Sosa predicted the island-wide blackout but felt anxious upon hearing about her parents’ lack of running water. Watching from Boston as the hurricane hit her home was scary, she said, but she knew it wouldn’t be as bad as Maria.

Matos was also in Boston when Fiona hit Puerto Rico. While she was sad she couldn’t be home to support her family, she took comfort in knowing they were prepared. Boarding up windows and sandbagging areas of low elevation are common precautions taken before tropical storms to prevent property damage and mitigate flooding.

“In Puerto Rico, houses are old and weathered down, so maybe preparation won’t stop your house from getting ruined or flooded, but it will help,” she said. “Having an emergency plan… is definitely the best way to keep the anxiety down before a hurricane.”

Many families are faced with an infrastructure still recovering from Maria and other storms. Quintana said that, from a bird’s eye view, one can see many houses on the island have the same government-issued plastic roofs. These coverings were distributed five years ago to help people shelter after Maria and are still used in many houses today.

“Imagine those houses with plastic ceilings receiving Fiona,” Quintana said. “This is our reality.”

This reality is due in part to a lack of monetary and humanitarian aid. On Sept. 20 the U.S. government pledged $60 million in storm aid following, but estimated damages tally “in the billions,” Federal Emergency Management Agency administrator Deanne Criswell told The New York Times. The States’ recent $60-million promise underwhelmed many Puerto Ricans, especially given the U.S. has distributed under half of the $42.7 billion it promised the island five years ago in the wake of Maria.

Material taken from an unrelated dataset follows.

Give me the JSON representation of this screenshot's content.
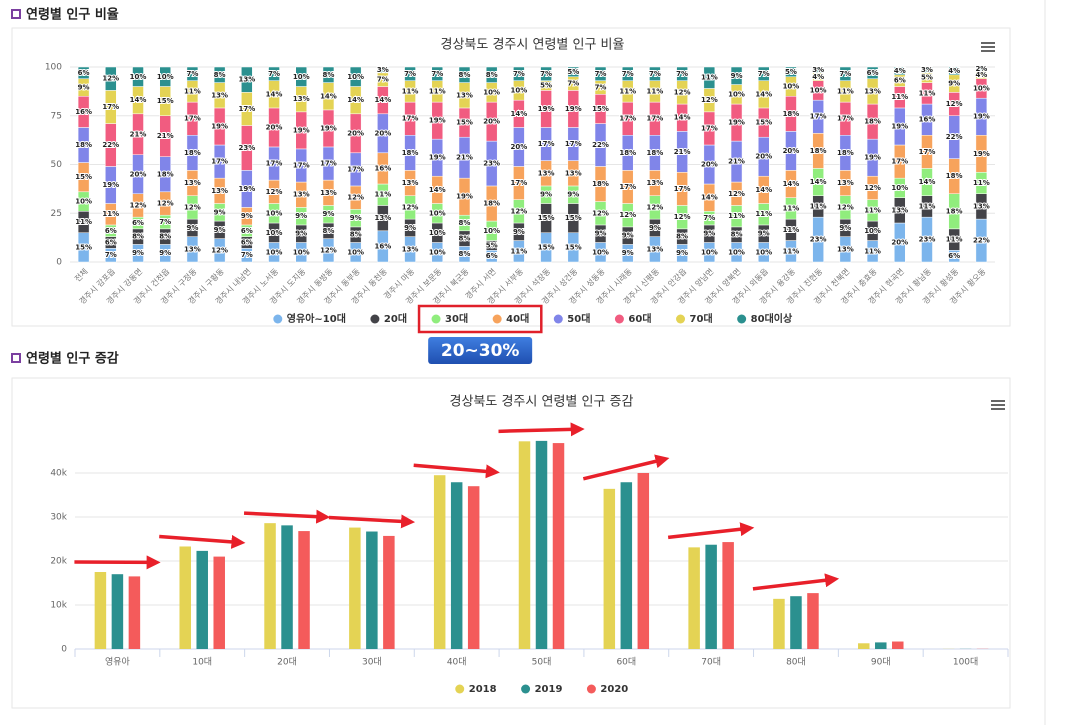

Under the Jones Act, which limits the transportation of cargo from U.S. ports to U.S. owned ships, Puerto Rico can only receive aid provided by the U.S. government, which slows rebuilding processes and limits resource distribution. President Joe Biden temporarily lifted the act following Fiona, which prompted many to call for the end of the law altogether.

“We could get so much aid if it wasn’t a temporary lift—if it was just lifted completely—but the United States makes money off disaster,” Roqueta said. 

Because of the slow distribution of humanitarian and infrastructural aid, Roqueta encouraged those who are able to donate to community service organizations like Techos Pa’ Mi Gente, Taller Salud, and Casa Pueblo, which provide on-ground assistance to communities and individuals in need.

As Puerto Ricans work together to fix property and access electricity and water, residents also support each other emotionally. It was difficult for Sosa to be in Boston when the hurricane hit, as she wanted to be on the island to support her family and friends. Instead, she found community in AMIGOS and comfort in outreach from the Emerson administration.

“I saw an email reaching out to Puerto Ricans about the hurricane,” Sosa said. “It was cool to know the school was aware it was happening and affecting students. I found it really cool that they care for us.”

Matos also received the email and felt grateful for the visibility Puerto Rico received after Fiona. While she’s experiencing the hurricane from the continental U.S. instead of at home, she said it’s nice to know she’s not alone.

While they are currently in the Netherlands, Roqueta expressed gratitude for the community they have in Puerto Rico. They said not many people understand the reality of living through a hurricane and the community bonding that follows storms like Maria and Fiona.

“We have great neighbors and a big community that really looks out for each other,” Roqueta said. “Everybody checks in on each other and calls everybody’s family to make sure they know they’re okay.”